#11. Back to school with Andy Pavlo
Topics: Courses, databases, data mesh, Apache Hive, Apache Kafka, practices, Apache Spark
Intro to Database Systems
This is a very fundamental and wide course about the implementation and design concepts behind database management systems.
Advanced Database Systems
This is continuous of the first course and will cover more advanced topics about databases such as multi-version concurrency control, detailed talk about join algorithms, and query optimization implementation.
These courses require a lot of time and discipline from the listeners, but you will be rewarded with very useful information about databases. And also, Andy Pavlo is a little bit strange, but a very impressive guy and very love databases :)

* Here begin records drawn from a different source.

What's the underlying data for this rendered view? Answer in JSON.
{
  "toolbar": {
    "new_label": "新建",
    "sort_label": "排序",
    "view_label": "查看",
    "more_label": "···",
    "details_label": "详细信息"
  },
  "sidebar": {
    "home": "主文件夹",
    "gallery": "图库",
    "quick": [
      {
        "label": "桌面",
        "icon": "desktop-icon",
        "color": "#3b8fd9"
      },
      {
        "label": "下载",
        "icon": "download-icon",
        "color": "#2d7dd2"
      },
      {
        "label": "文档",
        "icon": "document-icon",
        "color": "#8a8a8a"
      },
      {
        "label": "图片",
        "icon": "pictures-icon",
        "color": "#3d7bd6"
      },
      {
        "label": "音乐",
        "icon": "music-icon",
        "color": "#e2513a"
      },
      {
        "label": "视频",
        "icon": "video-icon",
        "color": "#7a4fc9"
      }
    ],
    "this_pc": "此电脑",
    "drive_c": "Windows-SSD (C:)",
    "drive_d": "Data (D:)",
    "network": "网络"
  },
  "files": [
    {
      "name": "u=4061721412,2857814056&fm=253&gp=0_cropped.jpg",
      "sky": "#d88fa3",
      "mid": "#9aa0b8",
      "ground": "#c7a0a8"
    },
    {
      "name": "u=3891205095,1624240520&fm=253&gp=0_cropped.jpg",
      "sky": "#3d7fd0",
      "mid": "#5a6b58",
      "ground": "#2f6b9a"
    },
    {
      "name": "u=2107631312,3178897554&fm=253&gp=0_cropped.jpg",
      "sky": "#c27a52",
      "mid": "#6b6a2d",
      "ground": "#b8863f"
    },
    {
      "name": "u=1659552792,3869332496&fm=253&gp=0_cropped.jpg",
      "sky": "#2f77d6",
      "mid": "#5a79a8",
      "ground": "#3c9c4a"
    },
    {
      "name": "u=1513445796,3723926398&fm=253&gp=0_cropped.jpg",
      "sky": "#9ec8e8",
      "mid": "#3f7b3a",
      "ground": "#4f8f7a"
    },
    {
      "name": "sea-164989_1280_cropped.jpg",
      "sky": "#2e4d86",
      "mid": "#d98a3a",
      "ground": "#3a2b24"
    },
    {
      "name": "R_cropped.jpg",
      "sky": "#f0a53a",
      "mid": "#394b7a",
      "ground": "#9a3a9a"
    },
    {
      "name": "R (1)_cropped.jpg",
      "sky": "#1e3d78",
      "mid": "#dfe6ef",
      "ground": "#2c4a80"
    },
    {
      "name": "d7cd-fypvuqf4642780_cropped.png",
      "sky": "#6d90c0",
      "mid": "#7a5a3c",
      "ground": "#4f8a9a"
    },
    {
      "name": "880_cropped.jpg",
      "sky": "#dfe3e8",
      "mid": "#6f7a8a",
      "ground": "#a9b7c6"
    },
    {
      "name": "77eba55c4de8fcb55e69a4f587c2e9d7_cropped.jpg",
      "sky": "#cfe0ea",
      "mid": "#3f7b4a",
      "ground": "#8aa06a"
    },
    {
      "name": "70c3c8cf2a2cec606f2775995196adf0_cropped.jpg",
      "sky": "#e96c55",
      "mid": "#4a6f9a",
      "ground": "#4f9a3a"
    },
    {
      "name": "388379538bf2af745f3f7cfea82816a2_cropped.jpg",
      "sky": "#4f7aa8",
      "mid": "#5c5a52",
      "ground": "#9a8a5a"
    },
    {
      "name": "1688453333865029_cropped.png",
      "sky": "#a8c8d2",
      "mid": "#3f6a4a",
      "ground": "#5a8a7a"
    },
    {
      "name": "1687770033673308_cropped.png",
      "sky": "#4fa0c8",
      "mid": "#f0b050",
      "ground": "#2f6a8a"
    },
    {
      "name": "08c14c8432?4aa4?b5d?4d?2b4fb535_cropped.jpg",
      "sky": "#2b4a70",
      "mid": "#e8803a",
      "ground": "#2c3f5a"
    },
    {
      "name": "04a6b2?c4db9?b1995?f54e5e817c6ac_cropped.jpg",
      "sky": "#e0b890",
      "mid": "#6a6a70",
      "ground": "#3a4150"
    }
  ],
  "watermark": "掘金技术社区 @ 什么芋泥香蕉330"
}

PS: Here is a more than 1000 pages book which Andy recommended.
On Spark, Hive, and Small Files: An In-Depth Look at Spark Partitioning Strategies — Airbnb Engineering Blog.
Millions of small files in HDFS or almost all you want to know about Spark partitioning. At least for a start :)
Data engineering failure — Why is it almost impossible to meet deadlines? — Christophe Blefari.
Do you meet deadlines? Nice article about expectations and problems to meet deadlines including data engineering specific. You can find some probably obvious but useful solutions through reading this.
Understanding Kafka partition assignment strategies and how to write your own custom assignor — Florian Hussonnois @ StreamThoughts.
Do you like Kafka like we do? Continuation of the article from Digest 7. The author goes deeper into the work of consumer groups and the assignment of partitions.
Data Mesh Principle — Zhamak Dehghani.
This is the next article of Data Mesh idea from founder Zhamak Dehghani. A deeper look at processes and organization around the concept. And we are waiting for Data Mesh book at the end of the year. You can find the early edition on the O’Reilly platform.